House Bill 1556 would put programs on hold that would require 43% of 2027 model year vehicles sold to be electric.
That percentage would gradually increase to 100% by 2035, and the clean-truck program would ultimately reach 75%.
The legislation would lift penalties for missed goals until 2029, but keep sales percentages the same.
Ryan Gallentine, managing director of Advanced Energy United, said the legislation is a test for Maryland lawmakers as President Donald Trump seeks to roll back vehicle standards.

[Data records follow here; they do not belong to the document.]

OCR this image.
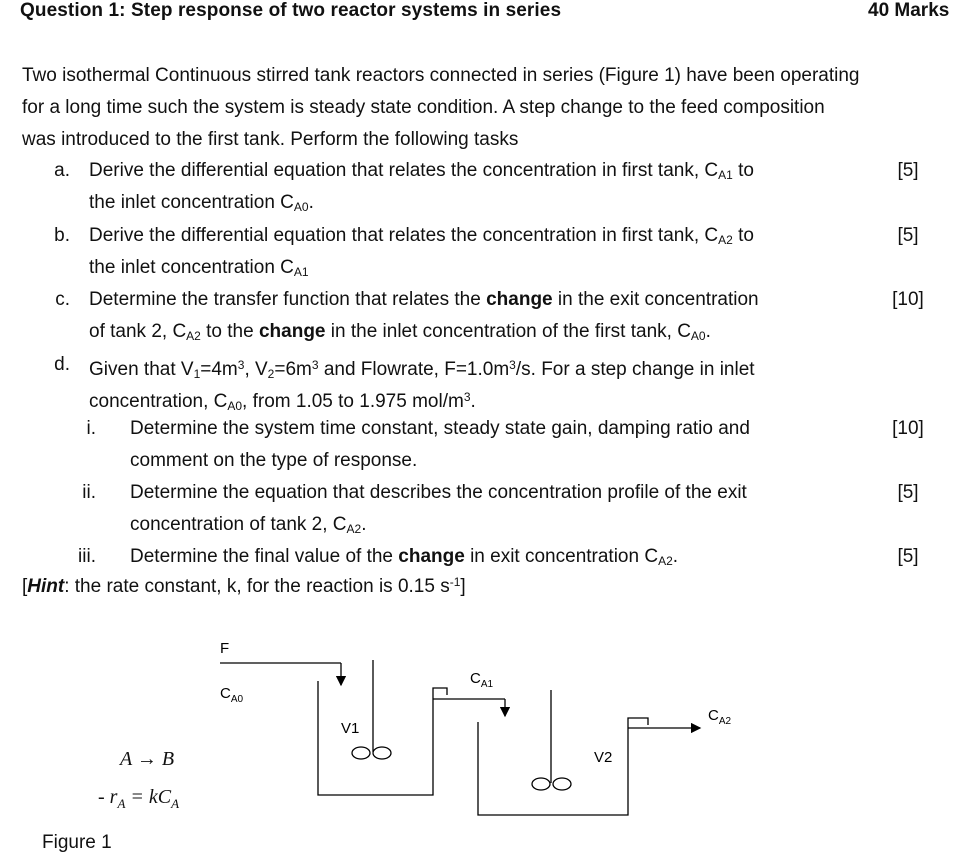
Question 1: Step response of two reactor systems in series	40 Marks
Two isothermal Continuous stirred tank reactors connected in series (Figure 1) have been operating for a long time such the system is steady state condition. A step change to the feed composition was introduced to the first tank. Perform the following tasks
a. Derive the differential equation that relates the concentration in first tank, $C_{A1}$ to
the inlet concentration $C_{A0}$.
[5]
b. Derive the differential equation that relates the concentration in first tank, $C_{A2}$ to
the inlet concentration $C_{A1}$
[5]
c. Determine the transfer function that relates the change in the exit concentration
of tank 2, $C_{A2}$ to the change in the inlet concentration of the first tank, $C_{A0}$.
[10]
d. Given that $V_1=4m^3$, $V_2=6m^3$ and Flowrate, $F=1.0m^3/s$. For a step change in inlet
concentration, $C_{A0}$, from 1.05 to 1.975 mol/$m^3$.
i. Determine the system time constant, steady state gain, damping ratio and
comment on the type of response.
[10]
ii. Determine the equation that describes the concentration profile of the exit
concentration of tank 2, $C_{A2}$.
[5]
iii. Determine the final value of the change in exit concentration $C_{A2}$.	[5]
[Hint: the rate constant, k, for the reaction is 0.15 $s^{-1}$]
F
$C_{A0}$
V1
$C_{A1}$
V2
$C_{A2}$
A → B
- $r_A = kC_A$
Figure 1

"This bill hands a free talking point to the Trump administration," said Gallentine, "who will point to leaders in blue state Maryland, who pass this bill as backtracking on EVs - and is more evidence that blue-state leadership is feckless on this."
The sponsor of the bill has previously said a lack of charging infrastructure and the end of federal EV tax credits are reasons to put the programs on pause.
Clean-vehicle standards similar to the Maryland bill have been passed in more than a dozen other states.
Trisha Dello Iocano, head of policy with CALSTART -- a clean-transportation technology group -- said the legislation would negatively impact the health of Marylanders.
"They protect Marylanders from toxic airborne chemicals," said Iocano, "vehicle exhausts that are known to cause cancer, harm lung health and impact the cognitive development of young children. "
Clean-vehicle industry leaders have voiced concern that the legislation would bring uncertainty into the electric-vehicle market.